Gus Miftah menjelaskan soal tanggapan berbagai komentar yang datang dari orang-orang yang menyatakan apa pun jenis kelaminnya, cara memakamkannya sama.
”Mungkin orang bilang, kan dimakamkannya sama, ya beda. Kan, dari jumlah kain kafannya laki-laki dan perempuan kan beda, berapa lapisnya kan beda. Terus, kemudian soal niat sholatnya, sholat niat jenazah perempuan dan laki-laki kan juga beda,’ terangnya.
Menurutnya, cara mendoakan juga berbeda.
”Untuk laki-laki doanya menggunakan Allahuma firlahu, kalau cewek menggunakan Allahuma firlaha. Jadi kalau saya ya sesuai dengan kodratnya lah. Beliau dulu terlahir sebagai laki-laki ya meninggalnya ya secara laki-laki,” tambahnya.

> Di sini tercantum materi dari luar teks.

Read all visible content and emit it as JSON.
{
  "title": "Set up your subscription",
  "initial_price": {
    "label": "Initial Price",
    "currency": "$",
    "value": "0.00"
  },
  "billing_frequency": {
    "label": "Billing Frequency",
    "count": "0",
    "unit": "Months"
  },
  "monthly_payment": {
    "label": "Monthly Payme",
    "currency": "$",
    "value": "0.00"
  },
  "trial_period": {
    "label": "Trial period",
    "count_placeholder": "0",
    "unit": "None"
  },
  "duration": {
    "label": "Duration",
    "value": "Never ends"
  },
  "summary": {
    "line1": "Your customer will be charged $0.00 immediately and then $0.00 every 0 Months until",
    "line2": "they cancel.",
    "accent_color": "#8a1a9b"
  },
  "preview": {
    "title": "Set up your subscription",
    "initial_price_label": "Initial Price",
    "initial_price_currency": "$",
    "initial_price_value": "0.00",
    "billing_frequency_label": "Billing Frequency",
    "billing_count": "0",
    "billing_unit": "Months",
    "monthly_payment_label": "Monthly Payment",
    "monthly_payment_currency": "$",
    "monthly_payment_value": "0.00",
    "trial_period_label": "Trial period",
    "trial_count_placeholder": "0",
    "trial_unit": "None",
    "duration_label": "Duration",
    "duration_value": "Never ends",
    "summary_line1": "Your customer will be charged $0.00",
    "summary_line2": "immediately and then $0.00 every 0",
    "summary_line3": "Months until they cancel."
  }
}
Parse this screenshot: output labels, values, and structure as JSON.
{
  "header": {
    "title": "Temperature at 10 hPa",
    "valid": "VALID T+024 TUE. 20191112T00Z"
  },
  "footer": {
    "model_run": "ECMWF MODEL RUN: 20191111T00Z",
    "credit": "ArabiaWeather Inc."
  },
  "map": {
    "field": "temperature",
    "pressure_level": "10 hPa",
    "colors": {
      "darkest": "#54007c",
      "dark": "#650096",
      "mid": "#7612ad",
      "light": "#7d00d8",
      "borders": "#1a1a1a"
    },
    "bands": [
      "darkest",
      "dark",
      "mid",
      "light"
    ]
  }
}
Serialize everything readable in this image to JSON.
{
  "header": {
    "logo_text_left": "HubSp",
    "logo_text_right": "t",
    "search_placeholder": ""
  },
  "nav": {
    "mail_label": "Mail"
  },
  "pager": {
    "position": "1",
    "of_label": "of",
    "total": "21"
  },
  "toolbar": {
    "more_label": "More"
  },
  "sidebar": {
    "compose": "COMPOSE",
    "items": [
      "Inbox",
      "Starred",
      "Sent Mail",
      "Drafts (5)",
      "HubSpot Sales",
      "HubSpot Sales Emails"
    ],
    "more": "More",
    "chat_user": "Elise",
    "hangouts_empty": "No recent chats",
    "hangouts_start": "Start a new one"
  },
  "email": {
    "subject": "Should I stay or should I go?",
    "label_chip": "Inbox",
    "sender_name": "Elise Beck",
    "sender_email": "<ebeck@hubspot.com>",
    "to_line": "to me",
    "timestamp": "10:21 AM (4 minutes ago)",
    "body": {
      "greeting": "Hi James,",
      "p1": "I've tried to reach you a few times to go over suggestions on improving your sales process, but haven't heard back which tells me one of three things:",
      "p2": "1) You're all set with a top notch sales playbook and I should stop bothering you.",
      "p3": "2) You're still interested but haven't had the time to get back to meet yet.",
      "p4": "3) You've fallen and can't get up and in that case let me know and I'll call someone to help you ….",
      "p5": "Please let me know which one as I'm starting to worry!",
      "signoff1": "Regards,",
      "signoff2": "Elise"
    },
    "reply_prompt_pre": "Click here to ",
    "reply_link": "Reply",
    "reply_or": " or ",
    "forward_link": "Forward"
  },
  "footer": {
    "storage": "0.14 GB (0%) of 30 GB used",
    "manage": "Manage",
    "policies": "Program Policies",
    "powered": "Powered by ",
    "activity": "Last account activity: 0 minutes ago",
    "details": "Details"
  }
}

Menyinggung soal wasiat Bunda Dorce yang menghendaki dikebumikan dalam keadaan perempuan atau ingin yang jenazahnya dimandikan oleh perempuan, dia berpendapat bahwa harus kembali melihat ketentuan tentang wasiat.

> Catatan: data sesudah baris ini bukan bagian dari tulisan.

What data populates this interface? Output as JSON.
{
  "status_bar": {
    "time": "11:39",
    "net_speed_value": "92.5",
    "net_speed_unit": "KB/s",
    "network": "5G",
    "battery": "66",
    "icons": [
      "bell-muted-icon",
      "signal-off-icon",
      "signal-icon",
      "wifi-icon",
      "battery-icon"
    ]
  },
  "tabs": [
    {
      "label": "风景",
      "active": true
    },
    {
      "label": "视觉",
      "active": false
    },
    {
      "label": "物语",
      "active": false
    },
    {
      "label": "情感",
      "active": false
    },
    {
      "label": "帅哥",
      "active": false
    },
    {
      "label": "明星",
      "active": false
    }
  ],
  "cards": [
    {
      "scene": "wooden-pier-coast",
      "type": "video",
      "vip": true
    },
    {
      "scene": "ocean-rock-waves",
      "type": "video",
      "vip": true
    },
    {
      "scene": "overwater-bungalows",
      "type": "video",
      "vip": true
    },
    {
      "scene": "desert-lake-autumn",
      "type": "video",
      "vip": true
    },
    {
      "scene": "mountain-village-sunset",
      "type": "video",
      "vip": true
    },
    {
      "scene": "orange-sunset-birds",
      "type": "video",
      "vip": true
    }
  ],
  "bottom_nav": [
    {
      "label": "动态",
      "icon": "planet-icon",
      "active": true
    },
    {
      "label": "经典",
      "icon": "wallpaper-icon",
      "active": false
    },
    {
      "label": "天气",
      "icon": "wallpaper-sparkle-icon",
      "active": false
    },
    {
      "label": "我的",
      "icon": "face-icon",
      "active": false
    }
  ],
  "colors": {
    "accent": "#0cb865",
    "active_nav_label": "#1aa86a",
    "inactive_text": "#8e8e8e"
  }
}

“Wasiat itu harus dilaksanakan ketika ada kebaikan di dalamnya, tidak ada kemaksiatan apalagi melanggar syariat. Tapi kalau wasiat itu melanggar syariat, melanggar perintah agama, ya tentunya wasiat itu tidak harus dilakukan,” terangnya.
Dia kembali mencontohkan, banyak wasiat yang baik dari orangtua kepada anaknya ”Misal oran tua berpesan, ‘tolong pembagian waris yang saya tinggalkan dibagi dengan sebaik-baiknya. Entah dengan menggunakan hukum Islam maupun dengan hukum adat istiadat umpamanya, dibagi rata. Ya sudah itukan ada kebaikan di dalamnya,” sambungnya.
Namun, apabila kemudian ada unsur yang melanggar syariat bahkan bertentangan, maka tidak harus dilaksanakan.